Lago de Atitlán is one of the “must dos” for travelers in Guatemala. This volcano-ringed lake (itself a flooded volcanic crater) is the deepest lake in Central America with a max depth is more than 1,000 feet (300 meters). The surrounding area has been called the Switzerland of Guatemala and author Adlous Huxley called the lake “too much of a good thing.” While we wouldn’t go quite that far, Lake Atitlán is a lovely place and it’s easy to get into the laid back lake life of its main town, Panajachel.

volcanoes Atitlán, Tolimán and San Pedro

Sunset from the hills above Lake Atitlán with (from left to right) Atitlán Volcano, Tolimán Volcano, and San Pedro Volcano.

Panajachel

Though many towns and villages dot the shore of the lake, we headed for Panajachel which is the biggest and most visited. While Pana is not perfect (too many “craft” stores and tour companies offering the exact same trips), it does make a good budget traveler base. The hawkers and hippies reminded us a bit of the Thamel traveler ghetto in Kathmandu, only with volcanoes in the background instead of Himalayan peaks.

Lake Atitlan

Lanchas for hire on volcano-ringed Lake Atitlán in Guatemala.

San Pedro Volcano

San Pedro Volcano on Lake Atitlán in Guatemala.

Lake Atitlan kayak

Karen kayaking on Lake Atitlán in Guatemala.

After scoping out a number of hotels (there are dozens in Pana) we checked into Hospedaje Contemporaneo down by the lake where, for 120Q (about US$15). We got a clean, quiet room with a bathroom, a TV, secure parking for the truck, and a good Wi-Fi signal. We even scored a lake view (ask for room 4 or 5). We honestly can’t figure out why most of the budget travelers who visit Pana seem to stay in town, a five minute walk away on bustling Santander Street, when the real bargains are out by the lake where it’s more pleasant anyway.

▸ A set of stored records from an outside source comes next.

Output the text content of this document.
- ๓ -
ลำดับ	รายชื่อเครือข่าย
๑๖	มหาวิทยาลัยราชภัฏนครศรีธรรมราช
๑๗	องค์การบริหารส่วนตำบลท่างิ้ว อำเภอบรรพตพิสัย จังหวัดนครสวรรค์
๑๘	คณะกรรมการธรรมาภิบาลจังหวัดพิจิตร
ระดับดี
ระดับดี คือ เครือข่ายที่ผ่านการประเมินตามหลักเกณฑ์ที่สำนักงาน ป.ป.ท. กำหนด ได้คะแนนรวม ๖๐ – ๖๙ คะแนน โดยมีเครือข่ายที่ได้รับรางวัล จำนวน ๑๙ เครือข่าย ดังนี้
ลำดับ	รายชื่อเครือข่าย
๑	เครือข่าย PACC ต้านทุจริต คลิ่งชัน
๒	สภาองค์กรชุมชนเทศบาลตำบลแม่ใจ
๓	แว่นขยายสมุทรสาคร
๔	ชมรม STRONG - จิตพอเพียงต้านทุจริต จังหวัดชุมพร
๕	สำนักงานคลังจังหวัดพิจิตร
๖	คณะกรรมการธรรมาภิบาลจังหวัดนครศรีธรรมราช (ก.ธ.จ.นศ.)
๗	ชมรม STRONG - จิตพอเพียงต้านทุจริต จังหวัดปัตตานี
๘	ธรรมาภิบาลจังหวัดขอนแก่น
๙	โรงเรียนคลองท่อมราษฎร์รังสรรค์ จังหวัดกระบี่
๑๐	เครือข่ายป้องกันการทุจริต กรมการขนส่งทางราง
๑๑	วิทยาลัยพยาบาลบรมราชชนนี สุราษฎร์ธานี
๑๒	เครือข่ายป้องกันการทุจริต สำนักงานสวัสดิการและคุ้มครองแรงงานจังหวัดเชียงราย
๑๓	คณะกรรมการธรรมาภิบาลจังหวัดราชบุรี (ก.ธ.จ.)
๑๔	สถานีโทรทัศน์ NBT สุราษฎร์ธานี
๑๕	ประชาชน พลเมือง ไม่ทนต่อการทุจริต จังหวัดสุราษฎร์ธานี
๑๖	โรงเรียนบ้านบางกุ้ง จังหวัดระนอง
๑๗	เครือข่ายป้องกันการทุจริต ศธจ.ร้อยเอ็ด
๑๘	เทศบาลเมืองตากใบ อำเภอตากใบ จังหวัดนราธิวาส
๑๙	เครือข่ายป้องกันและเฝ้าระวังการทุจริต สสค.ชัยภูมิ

One thing Santander Street does have is Guajimbo’s. It’s not the cheapest restaurant in town by a long shot, but for 72Q (about US$9) the tender, juicy, expertly grilled beef with chimichuri, vegetables, and awesome garlic bread is so worth it. We still dream about the stuff. It’s big enough to share if you’re not starving.

Volcán de Fuego

Volcán de Fuego is located miles away near Antigua but when it lets off steam you can see it clearly from Lake Atitlán.

Also on Santander is a small clothing store called Gypsy. I call it a “boutique paca” because the owners have taken a different approach to the paca stores you see all over Guatemala. Instead of just cramming racks with every piece of clothing in the packet (or paca) of clothes (mostly from the US) that they’ve purchased to re-sell, someone at Gypsy sorts through many packets and then carefully displays the hand-picked cream of the crop.

San Pedro Volcano

Classic Lake Atitlán: calm water, a lazy lancha and a hulking volcano.

Prices at Gypsy are slightly higher than at a normal paca, but their stock is in better condition and its much more stylish. Prices are still a bargain (Karen picked up some pants) and the shopping experience is much more pleasant.

In recent years a number of high-end hotels have also opened up in secluded corners around Lake Atitlán and we spent a few bucolic days at one of them. Created by the owners of the incredible Meson Panza Verde boutique hotel in Antigua, Villas B´alam Ya is a collection of four high-design stand alone cottages and villas that feel like vacation homes.  For more read our full review of Villas B´alam Ya for iTraveliShop.

Volcano Atitlán, Tolimán and San Pedro

The volcanoes that ring Lake Atitlán (left to right) Atitlán, Tolimán, and San Pedro as seen from a porch at Villas B´alam Ya.